Islanmamla birlikte hızla gözlerimi açıp nefes almaya çalıştım. O adam tekrar eğilerek konuştu. Yüzünde yine beni sinir eden bir sırıtma vardı. "Amma da naz yaptın ya. Ne güzel eğleniyorduk dün gece. Yalnız çok güzeldin, her şeyinle çok güzeldin. Artık beni sinirlendirdiğinde seni becereceğim. Söyle şimdi, Beyazıt nerede?"

"Demektense ölürüm daha iyi. Beni bulduklarında yaşayabileceğini mi sanıyorsun?" diye sordum güçsüz bir şekilde. "Benim küçük aptalım, daha ne kadar dayanacaksın ha?" diye sordu ve yüzüme yaklaştı. Tüm gücümle yüzüne tükürdüm.

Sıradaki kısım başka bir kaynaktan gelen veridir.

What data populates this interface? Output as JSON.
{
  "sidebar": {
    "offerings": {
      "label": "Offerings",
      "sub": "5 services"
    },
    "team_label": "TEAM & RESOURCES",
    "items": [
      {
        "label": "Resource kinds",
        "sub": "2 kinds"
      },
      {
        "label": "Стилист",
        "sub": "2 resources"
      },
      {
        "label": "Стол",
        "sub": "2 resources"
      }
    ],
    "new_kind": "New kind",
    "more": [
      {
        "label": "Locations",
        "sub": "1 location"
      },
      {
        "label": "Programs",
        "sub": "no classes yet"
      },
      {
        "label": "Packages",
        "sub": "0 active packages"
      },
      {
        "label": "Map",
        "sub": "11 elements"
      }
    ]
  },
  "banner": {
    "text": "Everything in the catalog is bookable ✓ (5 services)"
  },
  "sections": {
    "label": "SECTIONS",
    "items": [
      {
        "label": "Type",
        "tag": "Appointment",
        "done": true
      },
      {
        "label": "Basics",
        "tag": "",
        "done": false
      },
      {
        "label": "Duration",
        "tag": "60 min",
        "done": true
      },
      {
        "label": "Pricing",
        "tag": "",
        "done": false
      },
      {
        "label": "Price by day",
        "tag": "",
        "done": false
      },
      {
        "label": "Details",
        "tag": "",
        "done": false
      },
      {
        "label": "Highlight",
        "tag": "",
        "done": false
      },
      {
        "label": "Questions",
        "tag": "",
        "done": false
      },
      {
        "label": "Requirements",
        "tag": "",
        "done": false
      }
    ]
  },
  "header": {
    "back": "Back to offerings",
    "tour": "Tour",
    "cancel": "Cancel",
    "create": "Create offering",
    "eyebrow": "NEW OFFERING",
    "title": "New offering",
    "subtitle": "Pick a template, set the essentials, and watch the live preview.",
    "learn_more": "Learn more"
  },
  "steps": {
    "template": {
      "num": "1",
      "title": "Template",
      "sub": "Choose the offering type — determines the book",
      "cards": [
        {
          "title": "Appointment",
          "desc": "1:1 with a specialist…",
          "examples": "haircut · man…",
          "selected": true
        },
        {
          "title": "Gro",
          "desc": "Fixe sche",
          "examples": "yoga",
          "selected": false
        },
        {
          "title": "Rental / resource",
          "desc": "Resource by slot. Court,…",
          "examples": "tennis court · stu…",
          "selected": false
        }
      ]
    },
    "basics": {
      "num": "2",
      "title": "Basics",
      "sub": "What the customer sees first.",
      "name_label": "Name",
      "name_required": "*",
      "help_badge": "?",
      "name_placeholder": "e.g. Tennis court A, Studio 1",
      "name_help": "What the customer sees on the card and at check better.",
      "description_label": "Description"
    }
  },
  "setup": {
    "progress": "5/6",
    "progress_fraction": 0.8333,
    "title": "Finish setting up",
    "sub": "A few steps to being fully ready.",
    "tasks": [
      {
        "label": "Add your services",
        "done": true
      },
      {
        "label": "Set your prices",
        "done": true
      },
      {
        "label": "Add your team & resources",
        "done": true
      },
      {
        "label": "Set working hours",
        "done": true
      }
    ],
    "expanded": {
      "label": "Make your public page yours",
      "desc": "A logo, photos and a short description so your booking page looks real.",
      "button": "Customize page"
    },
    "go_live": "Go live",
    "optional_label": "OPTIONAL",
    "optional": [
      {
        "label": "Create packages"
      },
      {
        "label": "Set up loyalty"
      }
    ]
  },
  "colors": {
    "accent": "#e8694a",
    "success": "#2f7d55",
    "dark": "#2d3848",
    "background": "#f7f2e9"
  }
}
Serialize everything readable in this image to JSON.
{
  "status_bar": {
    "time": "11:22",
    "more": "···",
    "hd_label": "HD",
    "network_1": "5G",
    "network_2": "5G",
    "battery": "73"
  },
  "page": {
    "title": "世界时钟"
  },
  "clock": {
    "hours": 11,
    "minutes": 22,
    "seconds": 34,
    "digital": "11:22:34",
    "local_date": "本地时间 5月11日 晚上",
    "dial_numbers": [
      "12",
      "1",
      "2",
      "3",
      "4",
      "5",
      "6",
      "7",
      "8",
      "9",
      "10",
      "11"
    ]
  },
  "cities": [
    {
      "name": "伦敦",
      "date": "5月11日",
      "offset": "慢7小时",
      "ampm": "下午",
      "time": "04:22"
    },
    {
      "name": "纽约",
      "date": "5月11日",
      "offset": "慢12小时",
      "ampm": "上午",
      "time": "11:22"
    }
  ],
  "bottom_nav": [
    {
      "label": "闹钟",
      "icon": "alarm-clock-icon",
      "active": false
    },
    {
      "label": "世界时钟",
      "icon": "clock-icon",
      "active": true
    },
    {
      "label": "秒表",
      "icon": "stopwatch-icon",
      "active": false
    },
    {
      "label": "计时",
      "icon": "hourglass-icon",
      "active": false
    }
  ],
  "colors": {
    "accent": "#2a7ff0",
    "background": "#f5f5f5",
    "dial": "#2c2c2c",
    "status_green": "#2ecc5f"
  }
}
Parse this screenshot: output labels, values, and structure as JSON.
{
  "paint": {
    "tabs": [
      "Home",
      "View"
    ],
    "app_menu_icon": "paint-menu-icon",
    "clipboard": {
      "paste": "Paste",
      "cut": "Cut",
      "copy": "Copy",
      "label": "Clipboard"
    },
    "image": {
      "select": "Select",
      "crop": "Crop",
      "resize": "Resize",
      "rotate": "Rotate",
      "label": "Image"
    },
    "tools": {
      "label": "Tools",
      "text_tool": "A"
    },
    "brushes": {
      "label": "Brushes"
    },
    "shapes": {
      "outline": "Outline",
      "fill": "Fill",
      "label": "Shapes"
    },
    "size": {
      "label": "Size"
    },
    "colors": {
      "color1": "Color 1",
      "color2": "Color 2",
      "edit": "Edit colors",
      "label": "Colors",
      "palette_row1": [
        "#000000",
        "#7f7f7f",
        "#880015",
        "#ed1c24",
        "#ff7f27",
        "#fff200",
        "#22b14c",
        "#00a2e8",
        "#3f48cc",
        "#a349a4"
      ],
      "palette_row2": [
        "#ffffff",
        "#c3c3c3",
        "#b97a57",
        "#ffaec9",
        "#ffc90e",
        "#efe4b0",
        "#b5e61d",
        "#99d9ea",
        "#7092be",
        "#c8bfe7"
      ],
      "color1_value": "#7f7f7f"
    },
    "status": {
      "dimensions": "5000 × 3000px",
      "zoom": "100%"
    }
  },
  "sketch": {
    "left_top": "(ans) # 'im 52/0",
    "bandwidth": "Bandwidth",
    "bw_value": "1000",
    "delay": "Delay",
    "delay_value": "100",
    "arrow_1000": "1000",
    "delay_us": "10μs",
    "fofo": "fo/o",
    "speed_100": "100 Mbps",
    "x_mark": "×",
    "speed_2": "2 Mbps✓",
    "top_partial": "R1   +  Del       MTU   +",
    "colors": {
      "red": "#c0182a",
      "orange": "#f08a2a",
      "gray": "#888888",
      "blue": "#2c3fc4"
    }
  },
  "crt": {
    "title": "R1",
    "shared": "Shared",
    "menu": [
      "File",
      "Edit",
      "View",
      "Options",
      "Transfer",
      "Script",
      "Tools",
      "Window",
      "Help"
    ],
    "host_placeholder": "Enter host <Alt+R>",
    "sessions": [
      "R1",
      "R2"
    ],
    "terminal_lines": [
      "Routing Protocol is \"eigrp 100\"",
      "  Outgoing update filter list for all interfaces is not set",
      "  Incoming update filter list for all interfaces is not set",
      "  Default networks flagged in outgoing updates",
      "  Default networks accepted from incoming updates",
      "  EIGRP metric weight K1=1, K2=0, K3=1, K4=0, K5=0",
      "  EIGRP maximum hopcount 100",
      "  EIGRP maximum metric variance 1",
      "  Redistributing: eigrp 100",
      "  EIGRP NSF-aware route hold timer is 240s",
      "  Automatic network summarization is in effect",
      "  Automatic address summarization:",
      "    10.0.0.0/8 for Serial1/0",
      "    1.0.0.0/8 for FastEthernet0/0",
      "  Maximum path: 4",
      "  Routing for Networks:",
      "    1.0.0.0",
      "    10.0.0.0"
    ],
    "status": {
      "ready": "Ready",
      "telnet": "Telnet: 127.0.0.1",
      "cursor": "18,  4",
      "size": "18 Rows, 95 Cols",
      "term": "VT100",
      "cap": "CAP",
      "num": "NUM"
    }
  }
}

Fakat o parmağıyla alıp yaladı ve arkasını dönüp giderken "İstediğinizi yapabilirsiniz." dedi. Kolumda birinin dudaklarını hissettiğim anda "Bırak! Dokunma bana! Dokunma bana!" diye bağırdım ama sesim çok kısıktı. Beni duymayıp devam ettiler her yerimde onların dudakları geziniyordu.

Gözyaşlarım akarken yorgunluğuma dayanamadım ve başımı önüme düşürüp tekrar karanlığa sığındım.

• • •

Beyazıt'tan;

"Sikeyim böyle işi." diyerek içeri girdim. "Yok mu?" diye sordu Atakan. Başımı iki yana sallayarak cevap verdim ona. "Bir saniye mesaj geldi ondan." dedi Sena heyecanla. "Okusana ne yazdığını." dedi Rüzgâr hemen.

"Benim için endişelenme tatlım, ben iyiyim beni arayıp durmayın artık. Bir daha da gelmeyeceğim kendine iyi bak." diye okudu mesajı. Bir daha gelmeyeceğim de neydi?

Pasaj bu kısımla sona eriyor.